A harmonia e o respeito entre Poderes, ultimamente, não estão em voga no Brasil.

Antenor Demeterco Júnior (*)
Decisões judiciais não devem servir de instrumentos de molestação para outros poderes ou instituições, e sim, simplesmente para resolver comumente os casos apresentados para julgamento. Ameaçar generais de condução coercitiva para prestarem depoimentos, quando farão declarações em seu local de trabalho, soa como mera provocação.
Dar publicidade a inquérito cujo destino parece ser o arquivo, simplesmente para evidenciar oposição a regime já sumido da história, sabendo que altas autoridades da República tem certas considerações por tal regime, implica em ato provocativo gratuito, plantado em local impróprio. Isto com a agravante do julgador, no caso, ter sido nomeado por um fiel e oportunista servidor deste regime. A publicidade dada a um vídeo, que poderia ser apenas exposto aos dois advogados adversos, para que ali colhessem o que fosse do interesse de suas defesas, evidencia um exagero comprometedor.
E tal divulgação se faz no momento em que o governo tenta aproximação com governadores, expondo críticas pesadas e mal educadas aos mesmos. O não indeferimento liminar do pedido de apreensão do celular presidencial, implica em manter uma tenção inócua por algumas semanas.

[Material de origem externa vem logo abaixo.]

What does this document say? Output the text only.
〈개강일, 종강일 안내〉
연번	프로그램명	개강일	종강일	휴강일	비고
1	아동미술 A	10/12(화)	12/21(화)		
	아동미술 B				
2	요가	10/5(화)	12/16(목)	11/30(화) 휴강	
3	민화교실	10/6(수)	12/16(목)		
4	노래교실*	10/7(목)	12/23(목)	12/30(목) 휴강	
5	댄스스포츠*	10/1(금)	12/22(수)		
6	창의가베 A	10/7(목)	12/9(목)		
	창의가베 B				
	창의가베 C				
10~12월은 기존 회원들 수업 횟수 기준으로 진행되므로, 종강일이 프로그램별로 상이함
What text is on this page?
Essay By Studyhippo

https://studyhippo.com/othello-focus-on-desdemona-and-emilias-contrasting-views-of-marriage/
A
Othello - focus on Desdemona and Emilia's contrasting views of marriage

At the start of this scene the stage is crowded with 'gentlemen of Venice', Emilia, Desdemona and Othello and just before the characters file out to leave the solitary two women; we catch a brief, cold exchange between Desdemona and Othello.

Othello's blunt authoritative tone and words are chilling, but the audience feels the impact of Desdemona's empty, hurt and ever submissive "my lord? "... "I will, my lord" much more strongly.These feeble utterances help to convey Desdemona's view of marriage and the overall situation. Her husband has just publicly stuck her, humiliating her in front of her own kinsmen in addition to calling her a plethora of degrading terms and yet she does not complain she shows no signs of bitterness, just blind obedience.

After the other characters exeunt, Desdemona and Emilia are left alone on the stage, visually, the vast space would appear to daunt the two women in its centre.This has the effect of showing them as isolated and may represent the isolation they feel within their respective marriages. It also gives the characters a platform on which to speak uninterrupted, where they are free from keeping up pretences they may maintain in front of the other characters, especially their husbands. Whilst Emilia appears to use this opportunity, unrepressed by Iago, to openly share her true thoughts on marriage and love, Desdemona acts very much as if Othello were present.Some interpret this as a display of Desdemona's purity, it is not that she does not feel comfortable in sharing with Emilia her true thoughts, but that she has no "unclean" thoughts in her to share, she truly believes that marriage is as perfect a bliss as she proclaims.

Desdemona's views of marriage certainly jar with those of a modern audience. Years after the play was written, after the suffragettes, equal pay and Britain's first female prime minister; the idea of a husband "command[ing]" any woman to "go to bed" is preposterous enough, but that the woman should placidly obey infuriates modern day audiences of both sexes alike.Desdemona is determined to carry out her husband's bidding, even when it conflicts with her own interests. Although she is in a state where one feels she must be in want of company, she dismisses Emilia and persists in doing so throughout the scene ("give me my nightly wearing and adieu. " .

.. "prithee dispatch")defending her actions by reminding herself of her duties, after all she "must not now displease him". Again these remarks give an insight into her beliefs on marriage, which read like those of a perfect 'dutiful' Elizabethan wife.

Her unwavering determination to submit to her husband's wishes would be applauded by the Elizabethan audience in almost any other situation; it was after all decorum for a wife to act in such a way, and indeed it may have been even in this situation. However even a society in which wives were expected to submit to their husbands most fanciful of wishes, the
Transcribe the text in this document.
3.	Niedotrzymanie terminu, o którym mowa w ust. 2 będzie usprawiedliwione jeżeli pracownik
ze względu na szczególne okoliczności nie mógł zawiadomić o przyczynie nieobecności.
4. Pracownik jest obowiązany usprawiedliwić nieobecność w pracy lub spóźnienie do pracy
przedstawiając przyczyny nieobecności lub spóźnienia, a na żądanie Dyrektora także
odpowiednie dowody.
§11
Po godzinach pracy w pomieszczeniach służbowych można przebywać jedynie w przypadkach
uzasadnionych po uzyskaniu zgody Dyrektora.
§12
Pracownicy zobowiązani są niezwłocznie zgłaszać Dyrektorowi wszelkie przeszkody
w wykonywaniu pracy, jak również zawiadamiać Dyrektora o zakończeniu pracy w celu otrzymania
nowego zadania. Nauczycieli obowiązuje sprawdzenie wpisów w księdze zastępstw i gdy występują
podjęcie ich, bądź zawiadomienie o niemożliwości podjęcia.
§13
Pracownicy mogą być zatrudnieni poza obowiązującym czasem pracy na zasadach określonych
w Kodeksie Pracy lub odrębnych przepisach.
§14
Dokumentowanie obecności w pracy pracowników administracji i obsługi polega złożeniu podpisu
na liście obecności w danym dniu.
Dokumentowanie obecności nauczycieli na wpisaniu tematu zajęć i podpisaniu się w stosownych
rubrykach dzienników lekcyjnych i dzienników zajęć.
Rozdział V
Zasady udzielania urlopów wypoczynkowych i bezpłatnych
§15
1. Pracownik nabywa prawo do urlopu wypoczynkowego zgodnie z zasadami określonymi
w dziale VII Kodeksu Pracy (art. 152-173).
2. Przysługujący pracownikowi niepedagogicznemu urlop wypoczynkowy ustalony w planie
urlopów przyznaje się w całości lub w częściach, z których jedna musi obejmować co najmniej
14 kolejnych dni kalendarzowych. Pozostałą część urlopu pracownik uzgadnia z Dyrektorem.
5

A pendência de um outro inquérito marcado de início pela ilegalidade, com escolha a dedo de um ministro para nele atuar, à revelia do Ministério Público, parece ser a mera defesa de um Tribunal que, lamentavelmente, precisa se defender. Inquérito este com o fito explícito de silenciar críticas a decisões do Tribunal. Decisões judiciais não devem ser sempre alinhadas com a opinião pública, mas afrontar esta direta e intencionalmente parece mostrar um desalinho com os tempos em que vivem os magistrados.
Mudanças jurisprudenciais, no campo sensível constitucional, sabendo-se que a mudança beneficiaria político envolvido em uma dezena de inquéritos, devem ser cumpridas, mas não implicar no silêncio de uma nação. O país tem consciência que o Poder Judiciário pode ser usado para motivar crises institucionais por partidos oposicionistas. O Brasil já convive com problemas demais: o vírus avança e a desertificação da economia desemprega milhões de pessoas. Plantar crises neste momento para alterar o “status quo” não é patriótico, e pode trazer crédito a teorias que no geral não tem qualquer crédito: teorias da conspiração. O que querem fazer do Brasil? A razão aconselha “non varietur”.
Ano da graça de 2020, 30 de maio.
(*) ANTENOR DEMETERCO JR, desembargador, advogado, especialista em Direito do Século 20.